I wanted to hike today. Or kayak. But....we're supposed to have severe thunderstorms later this afternoon. and.....it's not safe to hike or kayak in storms so.....

Wind is already whipping around. Skies are overcast this a.m.
Kind of like my mood.

I'm wondering how my worship time will be in church tomorrow.
Sometimes when I am in the midst of an inner struggle, the Lord totally fills me up during praise and worship. And the struggles just fade away.
Other times I feel frozen. Like, I participate but with no real feeling. It is just an act that I force my self to do.
And some times I lock the feelings away and put on a false front of "everything is just so great"....but....that is the worse for me....because then I am not being my true self.

I did that alot in our former church. Praise and worship was tough there....many distractions in the sanctuary and much was out of order. And I often felt like I couldn't be my self. I love to worship with music. It is tough when there are so many distractions like children running around, parents trying to manage little ones, teens whispering and fooling around. People not putting their whole heart into praise and worship. But.....now...

Now we are in a church where praise and worship is taken very seriously. People are worshipping! It thrills me to look around the sanctuary and see 500 people lifting their voices to the Lord...there is such unity there when doing that. There is order. There is respect for the house of God and the pastor. And.....

I am free to be my self.
If I want to just sit, I can and no one judges it.
If I want to shout out praises, I can. No one stares.
My husband and I were the most impressed with the conduct of the people in the sanctuary when we first visited. Friendly, caring, genuine people made us feel so welcome. And they were freely worshiping. Some with lifted hands. Some kneeling down. Some with clapping. Some with sitting and singing.
I try to do the same now...when I notice someone who might be new, I try to welcome them into our body. I like it that people are free to worship in their way. I like that our worship leader tells us we can and encourages us to fully participate.

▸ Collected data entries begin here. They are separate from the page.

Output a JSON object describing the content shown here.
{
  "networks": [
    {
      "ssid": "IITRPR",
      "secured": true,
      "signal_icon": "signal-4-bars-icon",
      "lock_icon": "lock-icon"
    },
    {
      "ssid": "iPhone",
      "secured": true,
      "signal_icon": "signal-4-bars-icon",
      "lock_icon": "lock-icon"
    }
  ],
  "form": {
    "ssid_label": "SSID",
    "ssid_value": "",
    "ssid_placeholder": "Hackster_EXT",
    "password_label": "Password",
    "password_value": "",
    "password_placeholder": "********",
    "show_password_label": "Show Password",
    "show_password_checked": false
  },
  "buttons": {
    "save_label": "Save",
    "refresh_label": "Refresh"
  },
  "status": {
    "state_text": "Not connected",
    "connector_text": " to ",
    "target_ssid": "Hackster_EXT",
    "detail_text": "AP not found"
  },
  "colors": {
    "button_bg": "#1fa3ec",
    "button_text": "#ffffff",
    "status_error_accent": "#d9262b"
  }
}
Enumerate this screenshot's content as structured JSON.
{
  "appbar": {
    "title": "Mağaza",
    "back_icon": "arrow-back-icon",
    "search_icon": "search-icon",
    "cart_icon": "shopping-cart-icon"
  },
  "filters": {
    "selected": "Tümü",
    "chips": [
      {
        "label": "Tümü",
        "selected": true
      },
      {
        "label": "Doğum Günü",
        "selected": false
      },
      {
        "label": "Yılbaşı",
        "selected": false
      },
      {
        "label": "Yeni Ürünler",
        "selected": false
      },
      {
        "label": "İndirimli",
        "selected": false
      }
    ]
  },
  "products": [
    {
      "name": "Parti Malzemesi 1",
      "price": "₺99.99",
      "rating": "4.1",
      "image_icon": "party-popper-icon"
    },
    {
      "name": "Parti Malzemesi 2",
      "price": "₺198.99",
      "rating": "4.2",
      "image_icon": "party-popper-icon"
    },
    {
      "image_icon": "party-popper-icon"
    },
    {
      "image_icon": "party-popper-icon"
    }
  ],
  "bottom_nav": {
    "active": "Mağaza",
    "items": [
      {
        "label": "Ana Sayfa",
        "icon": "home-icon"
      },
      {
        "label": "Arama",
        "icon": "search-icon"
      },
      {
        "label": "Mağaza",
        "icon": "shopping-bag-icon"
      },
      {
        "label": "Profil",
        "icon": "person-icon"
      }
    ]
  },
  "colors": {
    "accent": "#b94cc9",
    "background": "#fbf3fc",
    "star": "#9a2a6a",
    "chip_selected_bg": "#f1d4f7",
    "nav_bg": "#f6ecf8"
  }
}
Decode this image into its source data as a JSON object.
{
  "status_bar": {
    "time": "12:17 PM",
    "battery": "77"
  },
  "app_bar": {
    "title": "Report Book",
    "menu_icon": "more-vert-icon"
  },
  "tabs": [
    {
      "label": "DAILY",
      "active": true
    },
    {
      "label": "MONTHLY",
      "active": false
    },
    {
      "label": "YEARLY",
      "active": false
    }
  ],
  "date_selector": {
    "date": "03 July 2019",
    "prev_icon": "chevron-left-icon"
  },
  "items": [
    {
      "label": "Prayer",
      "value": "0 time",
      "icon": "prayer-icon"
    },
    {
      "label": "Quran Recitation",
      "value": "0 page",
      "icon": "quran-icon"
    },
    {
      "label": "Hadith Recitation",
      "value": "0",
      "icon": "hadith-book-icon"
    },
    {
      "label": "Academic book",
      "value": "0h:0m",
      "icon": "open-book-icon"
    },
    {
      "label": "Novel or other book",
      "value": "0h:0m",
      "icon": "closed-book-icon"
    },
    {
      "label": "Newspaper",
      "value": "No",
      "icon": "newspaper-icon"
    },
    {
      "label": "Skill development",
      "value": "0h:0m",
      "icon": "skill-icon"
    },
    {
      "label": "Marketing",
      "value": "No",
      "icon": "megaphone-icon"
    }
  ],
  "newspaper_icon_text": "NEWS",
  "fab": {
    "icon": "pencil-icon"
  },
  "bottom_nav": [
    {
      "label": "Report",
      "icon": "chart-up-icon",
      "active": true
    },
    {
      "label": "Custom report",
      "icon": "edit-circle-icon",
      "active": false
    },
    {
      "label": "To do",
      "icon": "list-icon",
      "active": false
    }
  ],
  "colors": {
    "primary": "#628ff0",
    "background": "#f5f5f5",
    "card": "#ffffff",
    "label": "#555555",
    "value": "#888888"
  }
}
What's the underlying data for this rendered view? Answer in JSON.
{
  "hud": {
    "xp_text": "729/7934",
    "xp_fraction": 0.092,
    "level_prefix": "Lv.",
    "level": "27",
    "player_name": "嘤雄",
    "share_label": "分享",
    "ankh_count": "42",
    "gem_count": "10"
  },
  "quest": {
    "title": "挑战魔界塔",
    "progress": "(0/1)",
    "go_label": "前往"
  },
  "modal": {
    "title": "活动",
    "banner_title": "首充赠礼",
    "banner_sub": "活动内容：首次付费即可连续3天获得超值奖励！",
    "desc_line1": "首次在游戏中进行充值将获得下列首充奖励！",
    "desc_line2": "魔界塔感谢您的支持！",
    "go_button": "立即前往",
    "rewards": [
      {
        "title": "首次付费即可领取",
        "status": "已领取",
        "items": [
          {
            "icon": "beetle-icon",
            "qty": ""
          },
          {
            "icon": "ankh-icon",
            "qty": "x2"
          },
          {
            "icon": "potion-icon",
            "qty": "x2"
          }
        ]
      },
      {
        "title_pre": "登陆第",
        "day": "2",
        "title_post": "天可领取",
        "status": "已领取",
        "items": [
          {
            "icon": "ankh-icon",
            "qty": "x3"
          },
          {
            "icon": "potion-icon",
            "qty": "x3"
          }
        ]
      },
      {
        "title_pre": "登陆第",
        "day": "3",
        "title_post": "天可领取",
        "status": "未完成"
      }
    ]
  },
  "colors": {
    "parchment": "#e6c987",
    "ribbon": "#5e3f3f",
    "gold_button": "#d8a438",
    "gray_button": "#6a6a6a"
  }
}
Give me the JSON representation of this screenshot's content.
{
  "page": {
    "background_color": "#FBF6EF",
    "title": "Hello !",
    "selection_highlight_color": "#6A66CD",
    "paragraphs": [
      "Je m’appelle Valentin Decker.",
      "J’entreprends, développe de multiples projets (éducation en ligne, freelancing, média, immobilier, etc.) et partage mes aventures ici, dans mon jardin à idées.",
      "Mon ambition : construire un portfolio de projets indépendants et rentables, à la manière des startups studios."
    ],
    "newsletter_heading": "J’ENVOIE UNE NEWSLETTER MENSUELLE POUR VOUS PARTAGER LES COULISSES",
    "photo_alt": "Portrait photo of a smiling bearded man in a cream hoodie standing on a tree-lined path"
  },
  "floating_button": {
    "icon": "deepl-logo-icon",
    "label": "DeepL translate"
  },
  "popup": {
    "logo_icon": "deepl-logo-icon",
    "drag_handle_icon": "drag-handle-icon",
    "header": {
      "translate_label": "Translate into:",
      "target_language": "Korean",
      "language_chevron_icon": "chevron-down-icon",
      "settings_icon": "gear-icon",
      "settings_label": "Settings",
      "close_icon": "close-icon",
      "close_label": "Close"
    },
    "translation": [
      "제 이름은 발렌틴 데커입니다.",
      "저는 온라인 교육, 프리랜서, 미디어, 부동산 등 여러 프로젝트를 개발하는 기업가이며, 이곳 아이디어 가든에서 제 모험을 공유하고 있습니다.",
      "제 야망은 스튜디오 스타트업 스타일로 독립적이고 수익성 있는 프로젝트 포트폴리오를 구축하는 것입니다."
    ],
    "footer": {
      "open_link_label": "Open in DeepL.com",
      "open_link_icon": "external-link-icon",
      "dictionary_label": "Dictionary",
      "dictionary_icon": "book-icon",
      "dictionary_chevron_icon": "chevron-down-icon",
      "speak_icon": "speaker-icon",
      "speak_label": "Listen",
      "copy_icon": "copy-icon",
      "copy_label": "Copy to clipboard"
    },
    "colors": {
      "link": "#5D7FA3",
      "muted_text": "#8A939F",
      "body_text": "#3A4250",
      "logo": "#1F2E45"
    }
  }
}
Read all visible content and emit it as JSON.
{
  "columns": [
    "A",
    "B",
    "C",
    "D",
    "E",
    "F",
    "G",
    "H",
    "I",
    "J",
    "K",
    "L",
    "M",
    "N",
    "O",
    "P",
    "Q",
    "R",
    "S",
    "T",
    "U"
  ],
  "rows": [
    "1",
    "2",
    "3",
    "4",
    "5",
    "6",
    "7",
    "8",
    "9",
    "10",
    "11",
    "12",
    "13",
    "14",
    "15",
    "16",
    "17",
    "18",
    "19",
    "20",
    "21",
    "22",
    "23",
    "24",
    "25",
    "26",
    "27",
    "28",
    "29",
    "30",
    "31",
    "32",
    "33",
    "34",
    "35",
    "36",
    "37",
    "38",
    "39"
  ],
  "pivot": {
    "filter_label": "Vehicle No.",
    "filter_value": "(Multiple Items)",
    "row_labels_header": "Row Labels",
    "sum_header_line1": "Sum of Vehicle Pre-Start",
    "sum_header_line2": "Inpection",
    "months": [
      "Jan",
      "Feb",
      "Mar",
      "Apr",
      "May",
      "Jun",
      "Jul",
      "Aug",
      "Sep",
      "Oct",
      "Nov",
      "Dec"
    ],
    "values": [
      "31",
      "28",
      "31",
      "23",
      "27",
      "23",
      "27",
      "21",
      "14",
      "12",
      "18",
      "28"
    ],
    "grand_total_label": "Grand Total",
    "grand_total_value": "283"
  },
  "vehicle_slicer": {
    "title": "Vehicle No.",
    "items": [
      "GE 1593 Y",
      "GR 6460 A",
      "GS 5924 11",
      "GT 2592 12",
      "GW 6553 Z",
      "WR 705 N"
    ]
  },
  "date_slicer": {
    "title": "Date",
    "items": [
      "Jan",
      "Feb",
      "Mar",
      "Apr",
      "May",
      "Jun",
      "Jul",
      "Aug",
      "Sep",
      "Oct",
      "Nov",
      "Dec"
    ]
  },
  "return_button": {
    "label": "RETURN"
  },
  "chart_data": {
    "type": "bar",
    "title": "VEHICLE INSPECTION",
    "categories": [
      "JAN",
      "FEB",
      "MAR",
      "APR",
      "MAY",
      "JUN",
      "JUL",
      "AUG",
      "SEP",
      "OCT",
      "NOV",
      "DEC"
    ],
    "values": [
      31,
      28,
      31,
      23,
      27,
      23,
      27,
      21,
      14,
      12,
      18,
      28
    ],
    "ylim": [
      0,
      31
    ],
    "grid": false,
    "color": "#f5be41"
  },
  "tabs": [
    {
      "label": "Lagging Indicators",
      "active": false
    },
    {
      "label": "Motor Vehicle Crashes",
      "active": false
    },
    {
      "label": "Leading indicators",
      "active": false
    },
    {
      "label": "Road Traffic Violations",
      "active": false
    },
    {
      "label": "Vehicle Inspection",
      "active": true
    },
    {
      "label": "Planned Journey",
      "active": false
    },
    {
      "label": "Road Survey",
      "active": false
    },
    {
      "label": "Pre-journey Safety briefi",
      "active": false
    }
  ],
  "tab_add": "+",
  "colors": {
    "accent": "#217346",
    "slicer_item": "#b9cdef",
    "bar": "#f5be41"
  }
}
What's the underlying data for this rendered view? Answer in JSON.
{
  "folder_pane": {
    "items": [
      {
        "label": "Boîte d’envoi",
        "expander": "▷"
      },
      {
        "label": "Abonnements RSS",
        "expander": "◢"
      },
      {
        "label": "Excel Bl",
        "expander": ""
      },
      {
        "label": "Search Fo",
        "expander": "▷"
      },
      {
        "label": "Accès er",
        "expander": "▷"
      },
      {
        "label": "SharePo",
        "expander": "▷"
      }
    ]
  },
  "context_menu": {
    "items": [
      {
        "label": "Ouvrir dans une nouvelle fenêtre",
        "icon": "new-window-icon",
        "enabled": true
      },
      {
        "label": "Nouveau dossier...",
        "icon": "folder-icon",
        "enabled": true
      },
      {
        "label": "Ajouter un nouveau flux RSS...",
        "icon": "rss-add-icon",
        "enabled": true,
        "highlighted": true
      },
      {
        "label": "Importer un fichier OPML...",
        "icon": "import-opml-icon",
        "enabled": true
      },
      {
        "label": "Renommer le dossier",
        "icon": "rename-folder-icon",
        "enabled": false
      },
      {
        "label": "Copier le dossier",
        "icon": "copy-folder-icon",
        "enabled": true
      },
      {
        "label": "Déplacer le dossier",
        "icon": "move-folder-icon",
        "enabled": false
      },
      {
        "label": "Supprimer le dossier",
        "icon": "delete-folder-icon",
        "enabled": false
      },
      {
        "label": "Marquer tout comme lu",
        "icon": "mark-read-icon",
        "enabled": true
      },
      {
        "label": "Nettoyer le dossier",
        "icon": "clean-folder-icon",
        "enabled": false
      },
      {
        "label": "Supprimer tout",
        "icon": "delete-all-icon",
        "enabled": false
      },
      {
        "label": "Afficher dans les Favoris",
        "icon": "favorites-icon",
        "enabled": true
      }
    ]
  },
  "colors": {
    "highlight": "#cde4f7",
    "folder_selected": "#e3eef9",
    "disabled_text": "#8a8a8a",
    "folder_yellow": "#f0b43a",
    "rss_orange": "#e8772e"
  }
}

When we worship, we take our eyes off of our selves and our surroundings/struggles/"storms" and put our eyes on Jesus.
And isn't that the point of worship?
Reaching up, in worship, lifts our souls, and helps to make our load lighter.
We just need to do it
.
And be real with Him about our feelings.
And sometimes that is the hard part of worship.

3 comments:

Susanne said...

I love the worship part of the service too! Sometimes when I'm finding it hard to worship, because of work going on in my heart, if I do it anyway in obediance to the Lord and to worship Him just because of who He is no matter what it is that I am going through, He takes that offering and starts to melt my heart.

Peggy said...

Thanks Faith for your TRUE WORSHIP!
I'm so glad you are in a place where you feel freedom in how you choose to worship and surrounded by a worshipping community! That's how it should be and I totally am with ya on the interruptions!

I scrolled down looking for a Then Sings My Soul Saturday post and noticed your sweet little deer...I was drawn in and diverted to read that post...I, too, love deer and
"as the deeer pants for the water so my soul longs" for more of HIM and worship...so I'm on to more of TSMS...and thank you for your visit. Be blessed and may you find calm in the "storms"...sorry they messed up your plans :) Peggy

Anonymous said...

Thanks I needed that reminder tonight! To take my eyes of myself and focus on the One and Only thing that truly matters.